Einerseits sind in den allermeisten Unternehmen viele gute Ideen vorhanden. Andererseits besteht aber oft auch eine Unsicherheit, welche Idee nun die richtige ist. Um das herauszufinden, muss man wegkommen vom vielerorts vorherrschenden Wasserfallmodell, dem linearen Entwickeln. Stattdessen gilt es, eine Idee viel schneller am Markt zu testen. Zum Beispiel, indem man einen Prototypen baut und der Kundin, dem Kunden in die Hand drückt. Das kann in der ersten Phase auch ein Modell aus Karton sein. Wichtig ist, dass man in nützlicher Frist etwas ausprobiert und daraus Erkenntnisse für das weitere Vorgehen gewinnt. Der Ansatz und das Mindset des Testens und Lernens sind also zentral.

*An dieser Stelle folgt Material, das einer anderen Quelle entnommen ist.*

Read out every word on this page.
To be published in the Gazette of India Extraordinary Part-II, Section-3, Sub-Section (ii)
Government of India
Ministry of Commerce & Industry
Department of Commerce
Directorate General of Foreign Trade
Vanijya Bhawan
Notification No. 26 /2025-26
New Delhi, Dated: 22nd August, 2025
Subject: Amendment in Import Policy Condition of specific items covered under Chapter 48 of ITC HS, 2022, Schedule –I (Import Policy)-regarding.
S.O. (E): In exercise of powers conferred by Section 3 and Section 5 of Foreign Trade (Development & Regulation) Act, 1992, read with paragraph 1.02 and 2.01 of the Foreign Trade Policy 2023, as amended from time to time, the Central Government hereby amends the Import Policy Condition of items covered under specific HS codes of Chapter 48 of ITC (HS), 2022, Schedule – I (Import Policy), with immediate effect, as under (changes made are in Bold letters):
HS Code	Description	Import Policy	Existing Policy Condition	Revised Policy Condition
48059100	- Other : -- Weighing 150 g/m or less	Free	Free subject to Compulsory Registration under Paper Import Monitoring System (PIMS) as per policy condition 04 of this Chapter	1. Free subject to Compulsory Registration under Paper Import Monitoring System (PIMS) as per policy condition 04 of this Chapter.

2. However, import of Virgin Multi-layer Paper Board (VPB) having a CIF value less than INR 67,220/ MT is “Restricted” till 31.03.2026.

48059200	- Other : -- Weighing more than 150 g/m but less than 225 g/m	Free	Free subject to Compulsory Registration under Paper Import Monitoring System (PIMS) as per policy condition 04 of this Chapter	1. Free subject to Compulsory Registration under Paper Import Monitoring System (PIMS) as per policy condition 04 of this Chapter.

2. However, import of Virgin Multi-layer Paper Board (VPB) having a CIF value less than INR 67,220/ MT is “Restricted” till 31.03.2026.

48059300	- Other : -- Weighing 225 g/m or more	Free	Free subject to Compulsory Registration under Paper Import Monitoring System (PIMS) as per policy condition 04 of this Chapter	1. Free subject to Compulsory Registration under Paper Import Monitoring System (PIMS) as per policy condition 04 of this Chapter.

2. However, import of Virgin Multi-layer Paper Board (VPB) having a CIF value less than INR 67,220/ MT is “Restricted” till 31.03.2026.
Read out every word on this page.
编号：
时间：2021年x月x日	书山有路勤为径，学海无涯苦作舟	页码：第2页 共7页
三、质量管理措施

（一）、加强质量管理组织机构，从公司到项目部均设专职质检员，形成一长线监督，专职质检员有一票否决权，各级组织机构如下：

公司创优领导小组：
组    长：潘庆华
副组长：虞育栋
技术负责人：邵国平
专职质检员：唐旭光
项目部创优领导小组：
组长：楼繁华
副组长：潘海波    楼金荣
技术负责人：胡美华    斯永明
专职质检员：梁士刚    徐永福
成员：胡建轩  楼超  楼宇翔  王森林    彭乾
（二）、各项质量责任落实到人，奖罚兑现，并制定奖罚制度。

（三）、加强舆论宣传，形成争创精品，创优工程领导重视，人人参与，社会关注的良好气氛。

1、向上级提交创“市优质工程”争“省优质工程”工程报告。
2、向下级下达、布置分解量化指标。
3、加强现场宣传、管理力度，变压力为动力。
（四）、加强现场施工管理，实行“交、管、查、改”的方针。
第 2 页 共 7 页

Samuel Beer, Absolvent MAS in Corporate Innovation Management

Welches sind die häufigsten Fehler, die im Innovationsprozess begangen werden?

Oft zu beobachten ist, dass Ideen nicht nutzerorientiert, sondern technologiegetrieben und aus der betrieblichen Innensicht heraus entwickelt werden. Überhaupt sind viele Unternehmen nicht geübt im Umgang mit den eigenen Kundinnen und Kunden. Sie glauben zwar zu wissen, wer diese sind, haben aber teils schon mehrere Jahre nicht mehr direkt mit ihnen gesprochen, geschweige denn, sich mit deren Lebenswelt beschäftigt. Wenn ein Unternehmen beispielsweise eine neuartige Milchpumpe für stillende Mütter auf den Markt bringen will, ist es unumgänglich, sich mit den Bedürfnissen und Herausforderungen der Zielgruppe auseinanderzusetzen. Stützen sich die Entwicklerinnen und Entwickler jedoch auf oberflächliche Vorstellungen, ist es reine Glückssache, ob etwas Relevantes entsteht.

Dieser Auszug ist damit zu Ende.